Yeah, that's right, I'm back at school children. I have to say I had a fun little break. My last week home was greyt. My mom stopped being insane and I got to spend a lot of time with The Boobula (I love you). It sucked that Brad had to leave so early, butcha gotta do whatcha gotta do I s'pose. I guess when I have something to post I'll come back and such.
Grey (7:30 PM)
Tuesday, January 14, 2003
This morning I got a wake-up call from Sweden. My gal Serenity dropped me a line on her RSVP status for StefenStock 2k3. It's basically a gathering of the peepz from my mud here at my place to chat and stuff. Blythe and Glenn left here at 2am or so and I went to bed at 5 after playing Vandal Hearts II for 3h. Serenity called at 8:30 and I haven't been able to get back to sleep since then. I am so tired of life and am stressing myself out.
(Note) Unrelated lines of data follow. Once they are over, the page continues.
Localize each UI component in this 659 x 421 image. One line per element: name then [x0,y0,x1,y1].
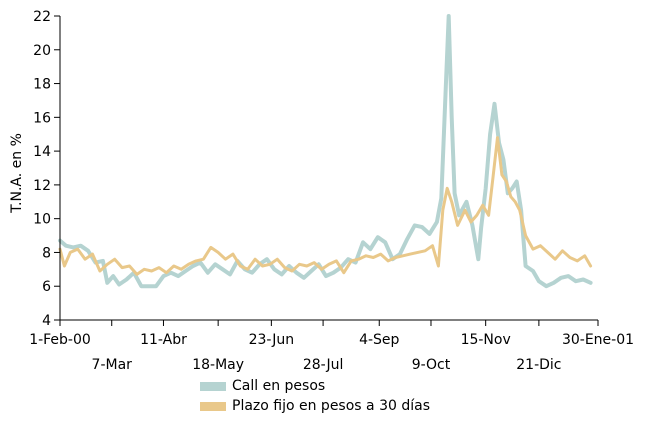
legend-label-call: Call en pesos [232,378,326,394]
legend-swatch-plazo-fijo [200,401,226,411]
x-axis-ticks: 1-Feb-00 11-Abr 23-Jun 4-Sep 15-Nov 30-Ene-01… [29,320,634,373]
x-tick-label: 15-Nov [461,332,511,348]
y-tick-label: 22 [33,9,51,25]
y-tick-label: 12 [33,178,51,194]
x-tick-label: 11-Abr [140,332,187,348]
y-tick-label: 10 [33,212,51,228]
y-tick-label: 8 [42,245,51,261]
legend-item-plazo-fijo: Plazo fijo en pesos a 30 días [200,396,430,416]
x-tick-label: 9-Oct [412,357,451,373]
legend-swatch-call [200,381,226,391]
x-tick-label: 7-Mar [92,357,133,373]
x-tick-label: 4-Sep [359,332,399,348]
x-tick-label: 23-Jun [249,332,295,348]
y-axis-title: T.N.A. en % [9,133,25,214]
x-tick-label: 1-Feb-00 [29,332,91,348]
y-tick-label: 14 [33,144,51,160]
y-tick-label: 20 [33,43,51,59]
y-tick-label: 4 [42,313,51,329]
y-tick-label: 6 [42,279,51,295]
legend-item-call: Call en pesos [200,376,430,396]
x-tick-label: 21-Dic [516,357,561,373]
x-tick-label: 28-Jul [303,357,344,373]
legend: Call en pesos Plazo fijo en pesos a 30 d… [200,376,430,416]
y-tick-label: 16 [33,110,51,126]
x-tick-label: 18-May [192,357,244,373]
series-lines [58,14,593,289]
series-line-plazo-fijo [58,136,593,276]
series-line-call [58,14,593,289]
y-tick-label: 18 [33,77,51,93]
y-axis-ticks: 4 6 8 10 12 14 16 18 20 22 [33,9,60,329]
x-tick-label: 30-Ene-01 [562,332,634,348]
legend-label-plazo-fijo: Plazo fijo en pesos a 30 días [232,398,430,414]
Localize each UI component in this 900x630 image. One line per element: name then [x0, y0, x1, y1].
I just wanna be happy. I just wanna travel away from here. I want to take Blythe with me. I want my friends to come along too. She might even be going to Stony Brook this semester but probably still won't date me for whatever reason. She isn't going to date me and think she can fool around with other guys though, nuh uh. I am so tired and sick to my stomach of being miserable in the mornings. I just wanna be happy, however I have to achieve that. Maybe I'm just selfish. I know I'm stressing myself out thinking about it.
My mother has been pulling the same crap lately too. Every since Christmas she's been using the phrase "Stefen, you're stressing me out" just for no reason.
*mom walks in door*
Me: Hey mom.
Her: Stefen, you're stressing me out.
It's ridiculous. What the fuck have I done? I am not a horrible person. I may be selfish but that doesn't make me horrible on the whole.
I am just so tired.
I just want to be happy.
I want what I want.
Maybe that's selfish.
Well fuck you then.
I'm gonna talk to Andrea now then maybe attempt sleep again, though I know I'll fail at that like most other things.